Of the 87 patients, 9 (10.3%) had recurrent bacterial meningitis (the episode under study was the second in 4, the third in 3, the fifth in 1 and the sixth in 1 patient). In 5 of them, a CSF fistula was diagnosed and treated surgically; 3 patients had chronic or relapsing sinusitis or otitis and 1 patient suffered from terminal renal insufficiency.

Spectrum of complications and clinical outcome
Sixty-five patients (74.7%) had meningitis-associated intracranial complications.

Twenty-four subjects (27.6%) developed seizures. In 9 patients, the seizures were clearly focal in origin (secondarily generalized tonic–clonic seizures occurred in 4 of them). In 6 of the 9 patients, a corresponding focal brain lesion could be detected neuroradiologically. Of the 15 patients in whom only primarily generalized tonic–clonic seizures were observed, no clear cerebral pathology was evident at the time of the first seizure in 11 patients; however, 4 of the patients had CT findings suggesting intracranial hypertension [brain oedema in 3 patients, hydrocephalus and multiple intracerebral haemorrhages (ICHs) in 1].

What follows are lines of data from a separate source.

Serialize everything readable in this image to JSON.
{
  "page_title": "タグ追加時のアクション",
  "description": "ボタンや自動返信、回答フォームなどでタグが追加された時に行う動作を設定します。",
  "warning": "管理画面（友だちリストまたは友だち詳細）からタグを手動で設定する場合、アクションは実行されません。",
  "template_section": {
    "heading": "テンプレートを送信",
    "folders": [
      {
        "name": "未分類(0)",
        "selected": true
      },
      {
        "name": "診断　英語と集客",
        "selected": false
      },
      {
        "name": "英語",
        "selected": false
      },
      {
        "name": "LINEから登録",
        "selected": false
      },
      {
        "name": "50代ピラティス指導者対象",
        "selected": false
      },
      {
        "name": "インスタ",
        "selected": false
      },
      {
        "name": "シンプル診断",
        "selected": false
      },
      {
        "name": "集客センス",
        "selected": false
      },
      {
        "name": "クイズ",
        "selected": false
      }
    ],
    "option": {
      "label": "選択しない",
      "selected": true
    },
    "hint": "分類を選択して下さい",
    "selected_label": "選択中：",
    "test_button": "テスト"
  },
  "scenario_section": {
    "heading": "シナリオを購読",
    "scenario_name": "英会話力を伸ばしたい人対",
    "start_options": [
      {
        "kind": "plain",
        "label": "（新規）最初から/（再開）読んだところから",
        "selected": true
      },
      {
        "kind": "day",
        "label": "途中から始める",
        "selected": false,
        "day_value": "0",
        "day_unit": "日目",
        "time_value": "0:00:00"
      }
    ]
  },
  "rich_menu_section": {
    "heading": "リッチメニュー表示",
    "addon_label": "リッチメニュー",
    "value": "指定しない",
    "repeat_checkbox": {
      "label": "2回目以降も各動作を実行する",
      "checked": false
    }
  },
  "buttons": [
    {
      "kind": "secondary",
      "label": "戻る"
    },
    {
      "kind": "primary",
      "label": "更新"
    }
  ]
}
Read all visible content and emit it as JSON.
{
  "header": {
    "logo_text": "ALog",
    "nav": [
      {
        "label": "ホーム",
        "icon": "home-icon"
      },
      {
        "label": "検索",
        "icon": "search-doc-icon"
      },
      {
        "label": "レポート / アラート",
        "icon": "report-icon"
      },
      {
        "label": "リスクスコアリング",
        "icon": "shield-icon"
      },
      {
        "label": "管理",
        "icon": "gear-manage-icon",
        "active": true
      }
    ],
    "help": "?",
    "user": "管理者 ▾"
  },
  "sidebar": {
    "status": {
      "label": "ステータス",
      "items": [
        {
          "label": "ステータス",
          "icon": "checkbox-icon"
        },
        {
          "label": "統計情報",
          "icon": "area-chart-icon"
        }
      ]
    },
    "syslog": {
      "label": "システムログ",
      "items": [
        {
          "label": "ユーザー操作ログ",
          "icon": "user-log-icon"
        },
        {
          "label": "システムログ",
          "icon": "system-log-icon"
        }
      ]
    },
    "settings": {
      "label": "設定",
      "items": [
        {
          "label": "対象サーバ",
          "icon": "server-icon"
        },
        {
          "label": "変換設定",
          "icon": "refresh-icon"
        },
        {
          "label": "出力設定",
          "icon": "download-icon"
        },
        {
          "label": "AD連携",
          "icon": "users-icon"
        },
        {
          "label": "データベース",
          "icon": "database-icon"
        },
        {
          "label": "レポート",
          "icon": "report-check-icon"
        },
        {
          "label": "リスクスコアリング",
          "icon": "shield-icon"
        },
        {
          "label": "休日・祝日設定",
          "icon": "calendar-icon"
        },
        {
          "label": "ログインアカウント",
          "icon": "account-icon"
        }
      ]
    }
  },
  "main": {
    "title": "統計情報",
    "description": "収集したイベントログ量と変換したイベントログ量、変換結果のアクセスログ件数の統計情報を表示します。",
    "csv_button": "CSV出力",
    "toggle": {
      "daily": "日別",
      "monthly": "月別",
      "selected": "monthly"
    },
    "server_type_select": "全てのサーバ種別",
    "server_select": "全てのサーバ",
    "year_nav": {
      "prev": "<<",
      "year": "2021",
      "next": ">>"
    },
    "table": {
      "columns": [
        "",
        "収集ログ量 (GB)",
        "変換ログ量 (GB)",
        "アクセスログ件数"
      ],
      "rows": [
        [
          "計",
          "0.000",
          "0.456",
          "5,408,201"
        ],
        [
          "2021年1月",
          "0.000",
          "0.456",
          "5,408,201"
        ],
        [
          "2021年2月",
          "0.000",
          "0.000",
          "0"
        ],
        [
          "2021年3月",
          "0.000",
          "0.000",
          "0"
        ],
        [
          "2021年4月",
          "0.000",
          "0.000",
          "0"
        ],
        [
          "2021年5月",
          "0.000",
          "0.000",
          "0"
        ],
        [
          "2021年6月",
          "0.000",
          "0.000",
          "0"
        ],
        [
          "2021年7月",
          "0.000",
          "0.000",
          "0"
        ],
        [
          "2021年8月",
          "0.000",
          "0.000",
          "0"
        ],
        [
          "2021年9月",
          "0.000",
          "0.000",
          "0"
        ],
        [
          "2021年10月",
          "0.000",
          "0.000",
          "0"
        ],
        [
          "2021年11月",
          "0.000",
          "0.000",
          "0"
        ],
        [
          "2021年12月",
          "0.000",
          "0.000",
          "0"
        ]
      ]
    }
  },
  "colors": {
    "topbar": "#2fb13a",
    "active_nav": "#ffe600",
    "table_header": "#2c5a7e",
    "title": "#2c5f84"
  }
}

Arterial cerebrovascular complications were detected in 19 patients (21.8%) (Table 3) and venous complications in 9 (10.3%, Table 4). Eight patients (9.2%) suffered from intracranial bleedings: 4 had a subarachnoid haemorrhage (all had angiographic evidence of vasculitis, 2 also had ICHs) (Table 3), 1 had an ICH due to sinus thrombosis (Table 4), and in 3 patients the cause of their ICHs remained unclear (2 patient had multiple ICHs and a normal angiography; in a third patient with a frontal ICH no angiography was performed). In 2 additional patients, frontal ICHs were probably due to external ventricular drainages.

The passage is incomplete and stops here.